The Court Decision upholds a religious exemption put forth by the Trump administration that was previously struck down in the lower courts. 


Justice Thomas said of the Little Sisters, ” they – like many other religious objectors who have participated in the litigation and rulemakings leading up to today’s decision – have had to fight for the ability to continue in their noble work without violating their sincerely held religious beliefs.” He argued that the text of the Affordable Care Act does not explicitly include contraception in the legislation, but instead mentions “preventive care and screenings,” and that the law itself allows for “broad discretion” for religious exemption on behalf of federal administrators. He wrote “The only question we face today is what the plain language of the statute authorizes . . . And the plain language of the statute clearly allows the departments to create the preventive care standards as well as the religious and moral exemptions . . . .”

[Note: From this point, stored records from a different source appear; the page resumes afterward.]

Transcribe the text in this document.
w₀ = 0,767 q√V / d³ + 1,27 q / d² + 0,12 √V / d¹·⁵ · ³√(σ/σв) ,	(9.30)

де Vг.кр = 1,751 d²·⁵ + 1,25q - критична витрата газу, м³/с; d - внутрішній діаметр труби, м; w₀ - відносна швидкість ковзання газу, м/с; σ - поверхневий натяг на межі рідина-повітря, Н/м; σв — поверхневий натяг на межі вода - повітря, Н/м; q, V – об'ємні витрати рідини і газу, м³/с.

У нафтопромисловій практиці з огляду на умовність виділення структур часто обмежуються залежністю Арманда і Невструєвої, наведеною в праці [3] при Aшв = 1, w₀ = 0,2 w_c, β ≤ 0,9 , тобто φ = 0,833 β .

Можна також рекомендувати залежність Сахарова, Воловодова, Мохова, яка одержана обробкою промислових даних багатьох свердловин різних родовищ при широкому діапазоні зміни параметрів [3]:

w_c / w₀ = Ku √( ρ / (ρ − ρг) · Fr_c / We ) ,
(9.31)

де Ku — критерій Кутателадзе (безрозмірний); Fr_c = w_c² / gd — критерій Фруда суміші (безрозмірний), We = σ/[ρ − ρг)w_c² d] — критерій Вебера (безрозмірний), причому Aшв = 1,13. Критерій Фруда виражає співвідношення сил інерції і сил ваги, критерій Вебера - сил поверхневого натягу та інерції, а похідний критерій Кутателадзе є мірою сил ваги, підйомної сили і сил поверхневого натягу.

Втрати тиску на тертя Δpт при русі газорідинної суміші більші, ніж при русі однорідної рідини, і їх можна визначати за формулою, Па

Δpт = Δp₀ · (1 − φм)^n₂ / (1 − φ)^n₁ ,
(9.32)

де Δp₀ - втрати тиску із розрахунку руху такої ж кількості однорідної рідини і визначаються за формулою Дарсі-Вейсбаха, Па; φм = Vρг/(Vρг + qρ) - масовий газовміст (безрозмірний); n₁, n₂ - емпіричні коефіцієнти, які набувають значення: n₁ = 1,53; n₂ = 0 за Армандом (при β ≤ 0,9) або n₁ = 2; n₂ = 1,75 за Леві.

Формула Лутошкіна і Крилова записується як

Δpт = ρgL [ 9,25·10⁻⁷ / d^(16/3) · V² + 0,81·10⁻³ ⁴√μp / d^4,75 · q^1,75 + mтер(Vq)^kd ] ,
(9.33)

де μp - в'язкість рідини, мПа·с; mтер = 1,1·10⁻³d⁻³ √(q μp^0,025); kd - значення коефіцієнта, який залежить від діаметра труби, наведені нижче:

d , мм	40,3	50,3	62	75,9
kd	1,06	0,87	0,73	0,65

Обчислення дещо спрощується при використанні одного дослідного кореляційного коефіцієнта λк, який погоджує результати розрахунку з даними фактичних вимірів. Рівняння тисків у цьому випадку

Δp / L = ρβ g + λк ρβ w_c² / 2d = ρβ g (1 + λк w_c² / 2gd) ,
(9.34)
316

In her descent, Justice Ruth Bader Ginsberg argued the court was upholding religious rights to the extent of interfering with other rights. She wrote, “Today, for the first time, the court casts totally aside countervailing rights and interests in its zeal to secure religious rights to the nth degree . .  . This court leaves women workers to fend for themselves, to seek contraceptive coverage from sources other than their employer’s insurer, and, absent another available source of funding, to pay for contraceptive services out of their own pockets.”


The same day in another 7-2 ruling the court granted that fair employment laws that apply to public schools may not apply to religious schools, because these teachers instruct students in matters of faith as well as other subjects.


In the decision Justice Samuel Alito wrote, “The religious education and formation of students is the very reason for the existence of most private religious schools, and therefore the selection and supervision of the teachers upon whom the schools rely to do this work lie at the core of their mission. . .” He argued that therefore, “state interference” in the decisions made by religious schools would be a violation of the First Amendment.